4. The original message was fine, and the Outlook server/client didn't touch it, but TB botched things during the migration process.

Number 4 is something we can something about here, but we need to really isolate the problem. Although it would be a little work, if you can demonstrate that a legal message got all the way to the Outlook client and then failed to migrate correctly, we'd have a shot at getting this fixed.  

I might propose that you use TB3 to send the original message, and cc an address that also uses TB3. That way you can be sure the email is valid at the start.  You might also receive the email in Outlook, and then save it to a file, and see if you can then use TB3 to read it. (File/Open Saved Message...) If you can do that, and the message is fine, then it's the migration process.  If it fails, then the message is getting mangled somewhere else, and there's not much TB can do to help.

Comment 10

8 years ago
Marking Unconfirmed until we get a test case that demonstrates (or at least provides strong circumstantial evidence) that there is an import bug here.

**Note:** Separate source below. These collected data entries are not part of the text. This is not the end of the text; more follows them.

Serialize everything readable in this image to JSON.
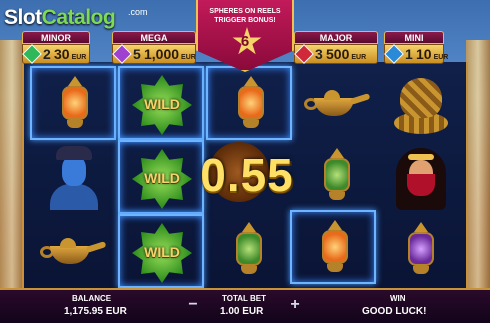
{
  "logo": {
    "part1": "Slot",
    "part2": "Catalog",
    "suffix": ".com"
  },
  "banner": {
    "line1": "SPHERES ON REELS",
    "line2": "TRIGGER BONUS!",
    "count": "6"
  },
  "jackpots": [
    {
      "name": "MINOR",
      "count": "2",
      "value": "30",
      "currency": "EUR",
      "gem_color": "#2fb85a"
    },
    {
      "name": "MEGA",
      "count": "5",
      "value": "1,000",
      "currency": "EUR",
      "gem_color": "#a040d0"
    },
    {
      "name": "MAJOR",
      "count": "3",
      "value": "500",
      "currency": "EUR",
      "gem_color": "#d02a3a"
    },
    {
      "name": "MINI",
      "count": "1",
      "value": "10",
      "currency": "EUR",
      "gem_color": "#2a8ad8"
    }
  ],
  "win_amount": "0.55",
  "symbols": {
    "wild": "WILD"
  },
  "bottom_bar": {
    "balance_label": "BALANCE",
    "balance_value": "1,175.95 EUR",
    "minus": "−",
    "total_bet_label": "TOTAL BET",
    "total_bet_value": "1.00 EUR",
    "plus": "+",
    "win_label": "WIN",
    "win_value": "GOOD LUCK!"
  },
  "colors": {
    "accent_gold": "#f6d36a",
    "lock_frame": "#6fb4ff",
    "banner": "#c21a5a"
  }
}
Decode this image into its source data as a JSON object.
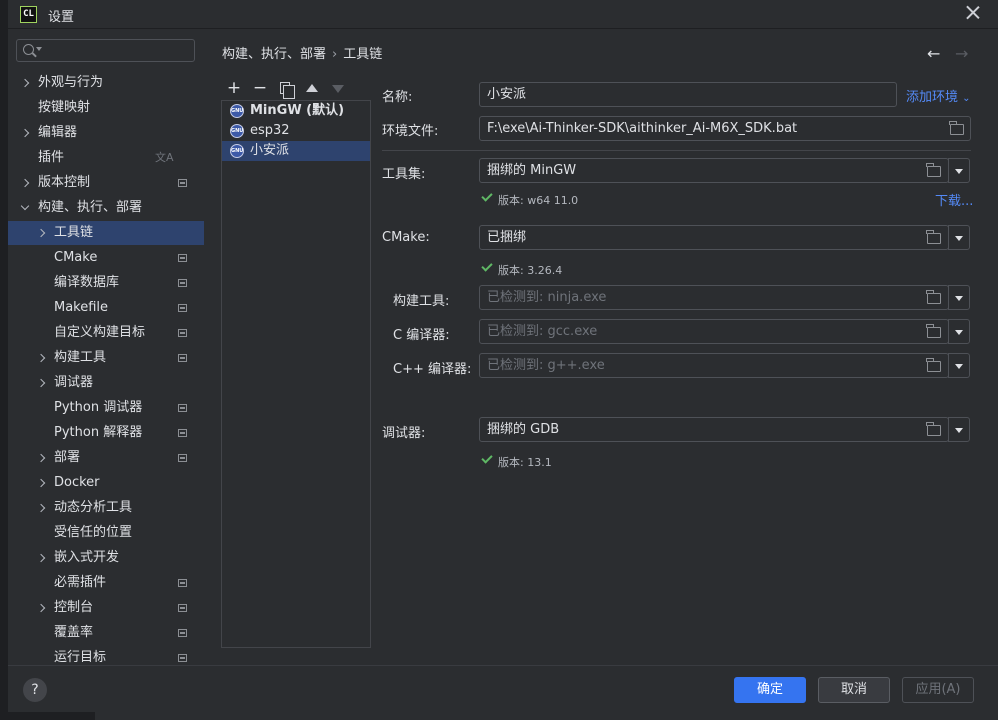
{
  "window": {
    "app_icon": "CL",
    "title": "设置"
  },
  "search": {
    "placeholder": ""
  },
  "nav": {
    "items": [
      {
        "label": "外观与行为",
        "chevron": true
      },
      {
        "label": "按键映射"
      },
      {
        "label": "编辑器",
        "chevron": true
      },
      {
        "label": "插件",
        "translate_icon": "文A"
      },
      {
        "label": "版本控制",
        "chevron": true,
        "project_icon": true
      },
      {
        "label": "构建、执行、部署",
        "chevron": true,
        "open": true
      },
      {
        "label": "工具链",
        "chevron": true,
        "selected": true
      },
      {
        "label": "CMake",
        "project_icon": true
      },
      {
        "label": "编译数据库",
        "project_icon": true
      },
      {
        "label": "Makefile",
        "project_icon": true
      },
      {
        "label": "自定义构建目标",
        "project_icon": true
      },
      {
        "label": "构建工具",
        "chevron": true,
        "project_icon": true
      },
      {
        "label": "调试器",
        "chevron": true
      },
      {
        "label": "Python 调试器",
        "project_icon": true
      },
      {
        "label": "Python 解释器",
        "project_icon": true
      },
      {
        "label": "部署",
        "chevron": true,
        "project_icon": true
      },
      {
        "label": "Docker",
        "chevron": true
      },
      {
        "label": "动态分析工具",
        "chevron": true
      },
      {
        "label": "受信任的位置"
      },
      {
        "label": "嵌入式开发",
        "chevron": true
      },
      {
        "label": "必需插件",
        "project_icon": true
      },
      {
        "label": "控制台",
        "chevron": true,
        "project_icon": true
      },
      {
        "label": "覆盖率",
        "project_icon": true
      },
      {
        "label": "运行目标",
        "project_icon": true
      }
    ]
  },
  "breadcrumb": {
    "parent": "构建、执行、部署",
    "separator": "›",
    "current": "工具链"
  },
  "nav_arrows": {
    "back": "←",
    "forward": "→"
  },
  "toolbar": {
    "add": "+",
    "remove": "−",
    "copy": "copy-icon",
    "up": "move-up-icon",
    "down": "move-down-icon"
  },
  "toolchains": [
    {
      "icon": "GNU",
      "name": "MinGW (默认)",
      "bold": true
    },
    {
      "icon": "GNU",
      "name": "esp32"
    },
    {
      "icon": "GNU",
      "name": "小安派",
      "selected": true
    }
  ],
  "form": {
    "name_label": "名称:",
    "name_value": "小安派",
    "add_env_label": "添加环境",
    "env_file_label": "环境文件:",
    "env_file_value": "F:\\exe\\Ai-Thinker-SDK\\aithinker_Ai-M6X_SDK.bat",
    "toolset_label": "工具集:",
    "toolset_value": "捆绑的 MinGW",
    "toolset_version": "版本: w64 11.0",
    "download_label": "下载...",
    "cmake_label": "CMake:",
    "cmake_value": "已捆绑",
    "cmake_version": "版本: 3.26.4",
    "build_tool_label": "构建工具:",
    "build_tool_value": "已检测到: ninja.exe",
    "c_compiler_label": "C 编译器:",
    "c_compiler_value": "已检测到: gcc.exe",
    "cpp_compiler_label": "C++ 编译器:",
    "cpp_compiler_value": "已检测到: g++.exe",
    "debugger_label": "调试器:",
    "debugger_value": "捆绑的 GDB",
    "debugger_version": "版本: 13.1"
  },
  "footer": {
    "help": "?",
    "ok": "确定",
    "cancel": "取消",
    "apply": "应用(A)"
  },
  "colors": {
    "accent": "#3574f0",
    "selection": "#2e436e",
    "link": "#548af7",
    "check": "#5fb865"
  }
}
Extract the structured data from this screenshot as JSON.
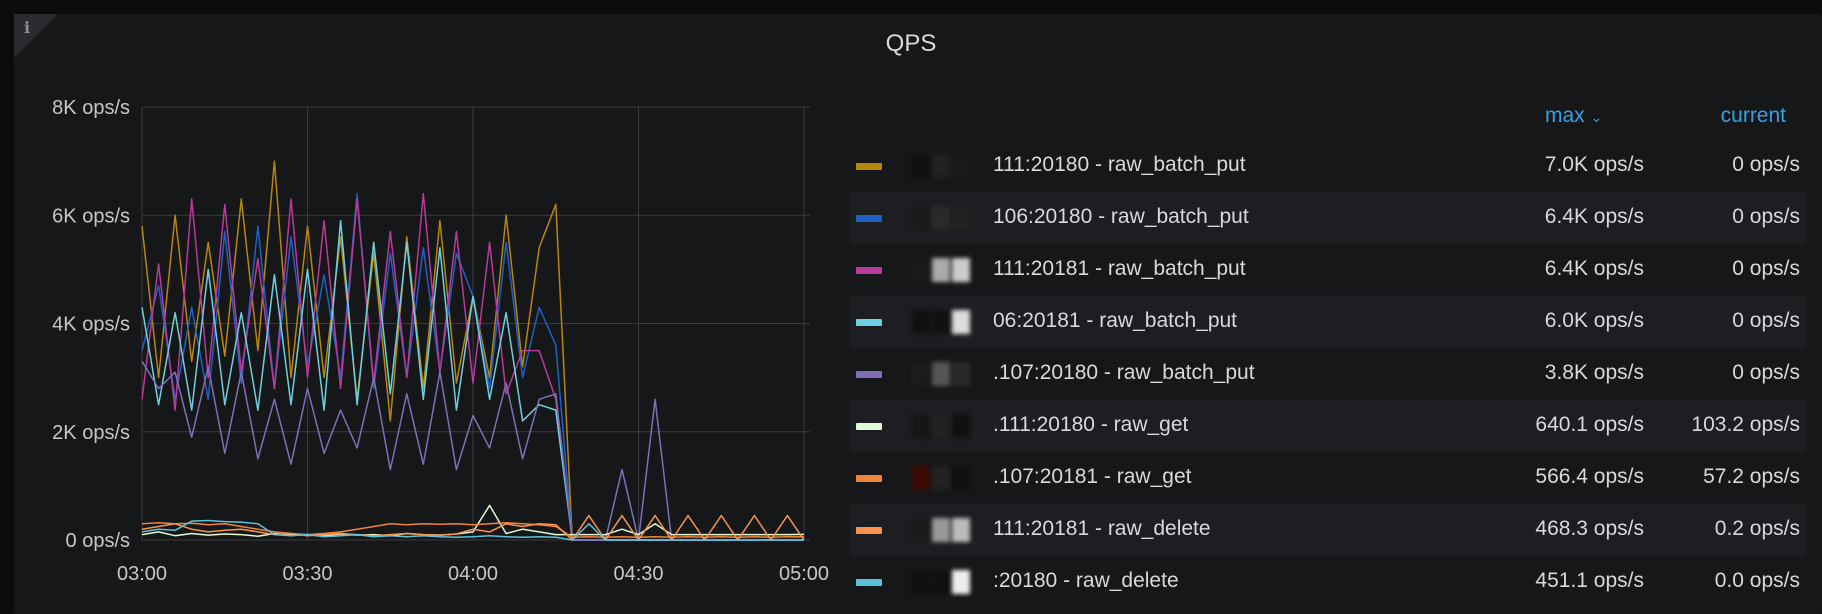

Also, changing component to Migration.
Assignee: dveditz → nobody
Component: Security → Migration
Ever confirmed: false
QA Contact: thunderbird → migration

Comment 11

8 years ago
Thanks Bob.  Marking testcase-wanted
Keywords: testcase → testcase-wanted
Whiteboard: [closeme 2010-02-15]
RESOLVED INCOMPLETE due to lack of response to last question. If you feel this change was made in error, please respond with your reasons why.